Overall, anything that teaches humans a bit more about the marine environment, whether its watching a boring documentary or going for a dip with one, can’t be all that bad?

Tricam.
 
#16
I was in Oz two years ago over Christmas and the headline in the local paper read:

"Croc Kills Man, Stalks Mates"

So three blokes ooop north had been trail riding and decided to wash their bikes off in the stream. Bad idea - feck off big salt water crocodile does for one of them and chases the other two up a tree and waited for them.....got bored and stalked off some hours later

Just in case you thought from the headline that it had taken an unhealthy emotional interest in one of them and had taken to calling in the middle of the night etc...

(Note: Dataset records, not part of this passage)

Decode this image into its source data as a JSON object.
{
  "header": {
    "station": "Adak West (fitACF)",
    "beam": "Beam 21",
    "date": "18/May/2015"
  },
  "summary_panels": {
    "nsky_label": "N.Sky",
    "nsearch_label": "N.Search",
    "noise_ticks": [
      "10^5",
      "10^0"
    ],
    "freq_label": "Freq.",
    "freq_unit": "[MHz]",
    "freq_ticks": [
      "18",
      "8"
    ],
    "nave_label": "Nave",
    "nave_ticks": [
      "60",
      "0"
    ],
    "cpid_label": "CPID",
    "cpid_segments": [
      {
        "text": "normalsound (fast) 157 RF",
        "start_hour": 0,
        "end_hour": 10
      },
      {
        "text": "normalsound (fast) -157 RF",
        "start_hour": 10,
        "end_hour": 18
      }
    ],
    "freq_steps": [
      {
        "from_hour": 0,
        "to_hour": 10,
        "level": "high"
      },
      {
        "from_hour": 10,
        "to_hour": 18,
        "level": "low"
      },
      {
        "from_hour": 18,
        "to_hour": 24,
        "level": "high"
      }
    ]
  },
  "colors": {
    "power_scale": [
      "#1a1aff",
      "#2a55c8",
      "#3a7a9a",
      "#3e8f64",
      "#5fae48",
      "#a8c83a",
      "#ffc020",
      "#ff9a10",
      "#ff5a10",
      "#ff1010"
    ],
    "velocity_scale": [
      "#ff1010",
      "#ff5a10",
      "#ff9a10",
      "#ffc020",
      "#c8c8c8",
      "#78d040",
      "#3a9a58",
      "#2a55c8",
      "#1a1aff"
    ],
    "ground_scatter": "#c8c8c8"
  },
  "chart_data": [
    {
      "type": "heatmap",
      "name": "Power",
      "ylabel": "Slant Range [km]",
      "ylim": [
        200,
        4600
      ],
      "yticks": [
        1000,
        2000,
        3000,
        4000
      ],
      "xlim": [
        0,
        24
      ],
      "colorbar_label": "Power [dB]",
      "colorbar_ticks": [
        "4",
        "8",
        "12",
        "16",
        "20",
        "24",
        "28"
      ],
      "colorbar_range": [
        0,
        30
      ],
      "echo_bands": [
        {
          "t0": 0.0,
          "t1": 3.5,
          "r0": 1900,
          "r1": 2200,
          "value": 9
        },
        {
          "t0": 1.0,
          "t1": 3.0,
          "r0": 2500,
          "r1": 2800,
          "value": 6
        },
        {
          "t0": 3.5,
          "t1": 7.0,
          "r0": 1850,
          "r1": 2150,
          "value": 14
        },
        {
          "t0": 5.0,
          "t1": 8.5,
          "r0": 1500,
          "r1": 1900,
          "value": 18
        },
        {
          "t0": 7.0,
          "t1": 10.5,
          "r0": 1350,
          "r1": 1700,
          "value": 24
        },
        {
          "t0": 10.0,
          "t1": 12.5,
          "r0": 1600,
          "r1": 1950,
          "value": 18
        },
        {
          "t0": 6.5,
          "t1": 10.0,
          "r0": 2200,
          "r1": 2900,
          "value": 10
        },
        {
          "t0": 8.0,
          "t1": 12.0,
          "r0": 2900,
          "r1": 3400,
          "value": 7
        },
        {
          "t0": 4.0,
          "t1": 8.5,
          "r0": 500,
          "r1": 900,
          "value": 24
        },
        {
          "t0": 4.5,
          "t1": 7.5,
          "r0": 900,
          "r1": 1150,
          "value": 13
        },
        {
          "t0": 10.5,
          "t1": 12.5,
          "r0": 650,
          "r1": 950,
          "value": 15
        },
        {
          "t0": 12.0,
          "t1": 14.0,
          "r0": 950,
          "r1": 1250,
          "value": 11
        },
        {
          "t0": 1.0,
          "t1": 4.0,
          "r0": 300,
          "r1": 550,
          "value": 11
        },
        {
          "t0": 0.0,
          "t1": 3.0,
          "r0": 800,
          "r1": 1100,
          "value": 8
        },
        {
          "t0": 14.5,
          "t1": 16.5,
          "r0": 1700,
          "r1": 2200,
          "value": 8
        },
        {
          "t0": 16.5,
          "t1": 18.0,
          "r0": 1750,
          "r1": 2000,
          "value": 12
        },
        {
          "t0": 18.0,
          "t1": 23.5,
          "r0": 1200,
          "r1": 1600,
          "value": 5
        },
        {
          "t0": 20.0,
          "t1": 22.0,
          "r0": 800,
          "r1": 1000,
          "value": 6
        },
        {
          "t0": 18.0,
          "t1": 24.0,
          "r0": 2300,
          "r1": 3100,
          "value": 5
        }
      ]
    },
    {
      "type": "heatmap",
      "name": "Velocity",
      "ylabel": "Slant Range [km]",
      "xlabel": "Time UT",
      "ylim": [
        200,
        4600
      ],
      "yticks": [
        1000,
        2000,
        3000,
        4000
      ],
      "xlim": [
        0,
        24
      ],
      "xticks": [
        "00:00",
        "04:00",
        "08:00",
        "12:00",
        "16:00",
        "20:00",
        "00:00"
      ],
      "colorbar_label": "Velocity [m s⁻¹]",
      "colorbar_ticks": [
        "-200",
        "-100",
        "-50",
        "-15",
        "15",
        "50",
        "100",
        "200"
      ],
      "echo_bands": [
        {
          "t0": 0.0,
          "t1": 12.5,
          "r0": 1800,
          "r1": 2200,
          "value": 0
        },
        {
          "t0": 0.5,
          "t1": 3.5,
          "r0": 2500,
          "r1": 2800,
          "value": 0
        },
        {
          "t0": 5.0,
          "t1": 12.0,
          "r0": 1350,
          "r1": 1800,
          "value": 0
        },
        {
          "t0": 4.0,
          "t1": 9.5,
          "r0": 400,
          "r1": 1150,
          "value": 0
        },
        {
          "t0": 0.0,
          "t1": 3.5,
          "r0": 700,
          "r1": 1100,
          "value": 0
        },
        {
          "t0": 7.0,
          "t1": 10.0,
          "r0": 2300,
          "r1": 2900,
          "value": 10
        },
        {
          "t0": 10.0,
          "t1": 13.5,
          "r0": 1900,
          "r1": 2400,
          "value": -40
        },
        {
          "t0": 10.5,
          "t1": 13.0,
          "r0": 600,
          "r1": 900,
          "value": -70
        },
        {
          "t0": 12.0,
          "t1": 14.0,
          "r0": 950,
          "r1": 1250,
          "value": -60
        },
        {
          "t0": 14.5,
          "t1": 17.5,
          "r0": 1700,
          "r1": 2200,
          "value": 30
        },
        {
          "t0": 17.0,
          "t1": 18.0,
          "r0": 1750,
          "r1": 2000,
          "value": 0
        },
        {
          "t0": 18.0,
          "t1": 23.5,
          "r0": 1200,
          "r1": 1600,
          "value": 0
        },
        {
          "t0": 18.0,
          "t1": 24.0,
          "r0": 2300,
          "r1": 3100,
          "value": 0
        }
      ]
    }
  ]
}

http://www.theage.com.au/articles/2003/12/23/1071941726873.html?from=storyrhs
 

Cutaway

LE
Kit Reviewer
#18
Dzerzhinskiey said:
... it will be sharks that suffer.
I don't think they should suffer, but a good extermination is all that sort understand.
 

maninblack

LE
Book Reviewer
#19
I can never understand why divers are so stupid with sharks.

There are divers who get bitten by "safe" sharks such as nurse and reef sharks because instructors have shown them how to grab the shark's fin and ride on its back.....then they wonder why a two metre long predator, all be it a fairly placid one, bites them.

Next time you go to the park with the kids, walk up to a golden retriever, grab it round the neck and try and sit on it.

Most of them will struggle and run away but some will turn round and bite your throat out.......would you be surprised at that? So why do they do it to sharks?